# Decision Tree Classifier and Model Evaluation

This notebook provides detailed explanations and examples for decision tree classification and classification model evaluation metrics.

## Q1: Describe the Decision Tree Classifier Algorithm
A Decision Tree is a supervised learning algorithm used for classification and regression tasks.

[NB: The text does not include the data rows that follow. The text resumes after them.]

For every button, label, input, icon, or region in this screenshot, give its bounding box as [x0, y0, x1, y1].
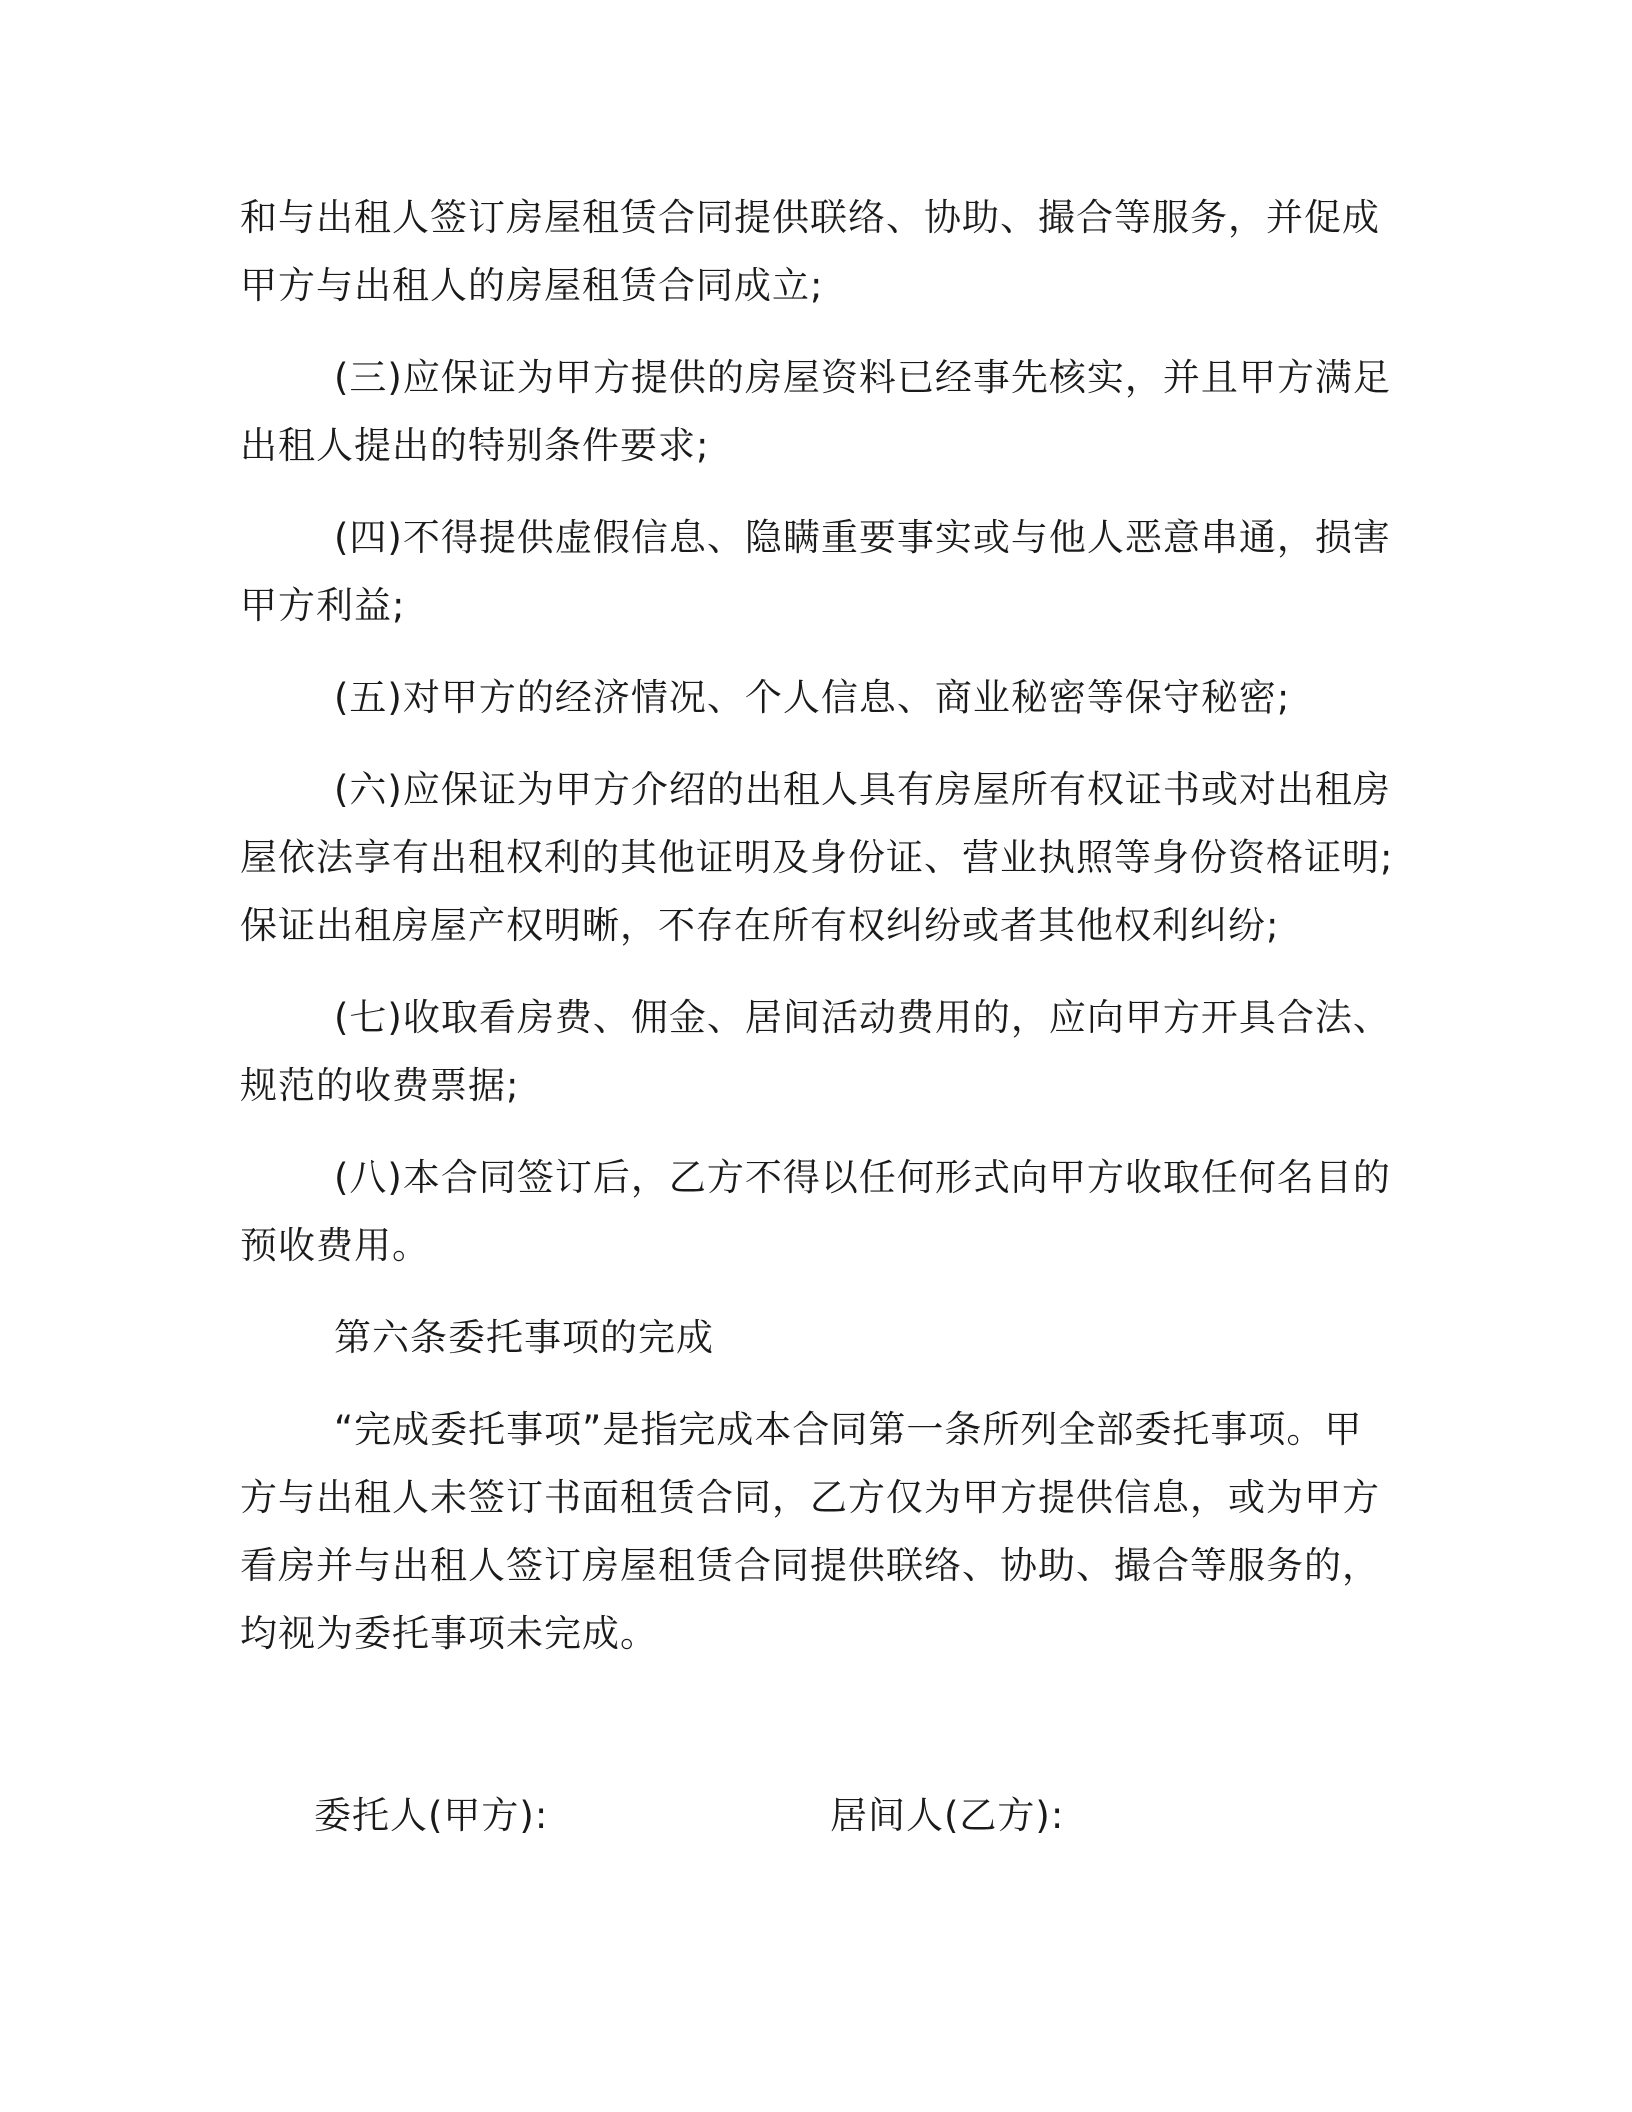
article-body-line: 看房并与出租人签订房屋租赁合同提供联络、协助、撮合等服务的， [240, 1544, 1380, 1587]
paragraph-line: 和与出租人签订房屋租赁合同提供联络、协助、撮合等服务，并促成 [240, 196, 1380, 239]
list-item-3-line: (三)应保证为甲方提供的房屋资料已经事先核实，并且甲方满足 [334, 356, 1391, 399]
article-heading: 第六条委托事项的完成 [334, 1316, 714, 1359]
principal-signature-label: 委托人(甲方): [314, 1794, 549, 1837]
article-body-line: 均视为委托事项未完成。 [240, 1612, 658, 1655]
list-item-6-line: 屋依法享有出租权利的其他证明及身份证、营业执照等身份资格证明; [240, 836, 1394, 879]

It is a tree-like model where each internal node represents a decision based on a feature, each branch represents an outcome, and each leaf node represents a class label.

**How it works:**
1. The dataset is split into subsets based on feature values.
2. The splitting process continues recursively using criteria like Gini Impurity or Information Gain.
3. The process stops when a stopping condition is met (e.g., maximum depth, minimum samples per leaf).
4. To make predictions, the input data is traversed down the tree until a leaf node is reached.

## Q2: Mathematical Intuition Behind Decision Tree Classification
A Decision Tree splits data based on measures like Gini Impurity or Entropy. 

- **Entropy (Information Gain)**: Measures disorder in the dataset.
  \[ H(S) = - \sum p_i \log_2 p_i \]
  Information Gain is calculated as:
  \[ IG = H(parent) - \sum \frac{|S_{child}|}{|S_{parent}|} H(S_{child}) \]

- **Gini Impurity**: Measures impurity in the dataset.
  \[ Gini = 1 - \sum p_i^2 \]

A decision tree selects the feature that maximizes Information Gain or minimizes Gini Impurity.

## Q3: Using Decision Tree for Binary Classification
For a binary classification problem, a Decision Tree repeatedly splits the data into two groups until each subset is pure or meets a stopping criterion.

### Example: Classifying Emails as Spam or Not Spam
- Features: 'Contains word FREE?', 'Has attachment?', etc.
- The tree splits based on these features to classify an email as spam or not spam.

## Q4: Geometric Intuition of Decision Trees
A Decision Tree divides the feature space into rectangular regions.
Each split creates a new decision boundary perpendicular to the feature axis.

For example, a 2D dataset with two features (X, Y) will have axis-aligned decision boundaries, partitioning the space into different regions corresponding to class labels.

## Q5: Confusion Matrix and Model Evaluation
A **confusion matrix** is a table used to evaluate classification models. It has four values:

| Actual \ Predicted | Positive | Negative |
|--------------------|----------|----------|
| **Positive**      | TP       | FN       |
| **Negative**      | FP       | TN       |

- **True Positive (TP)**: Correctly predicted positive samples.
- **False Negative (FN)**: Incorrectly predicted as negative.
- **False Positive (FP)**: Incorrectly predicted as positive.
- **True Negative (TN)**: Correctly predicted negative samples.

In [None]:
import numpy as np
from sklearn.metrics import confusion_matrix, precision_score, recall_score, f1_score

# Example: True labels and predicted labels
y_true = np.array([1, 0, 1, 1, 0, 1, 0, 0, 1, 0])
y_pred = np.array([1, 0, 1, 0, 0, 1, 1, 0, 1, 0])

# Compute confusion matrix
cm = confusion_matrix(y_true, y_pred)
precision = precision_score(y_true, y_pred)
recall = recall_score(y_true, y_pred)
f1 = f1_score(y_true, y_pred)

cm, precision, recall, f1


## Q7: Importance of Choosing the Right Evaluation Metric
Choosing the correct metric depends on the problem:
- **Accuracy**: Good for balanced datasets.
- **Precision**: Important when False Positives must be minimized (e.g., spam detection).
- **Recall**: Important when False Negatives must be minimized (e.g., cancer detection).
- **F1-score**: Useful when the dataset is imbalanced.

## Q8: Example Where Precision is Important
**Example: Email Spam Detection**

- If an email is mistakenly classified as spam (False Positive), an important email may be lost.
- High precision ensures fewer false positives, avoiding misclassification of non-spam emails.

## Q9: Example Where Recall is Important
**Example: Medical Diagnosis for Cancer**

- Missing a positive case (False Negative) means a person with cancer is not diagnosed.
- High recall ensures that fewer actual positive cases are missed, even at the cost of some false positives.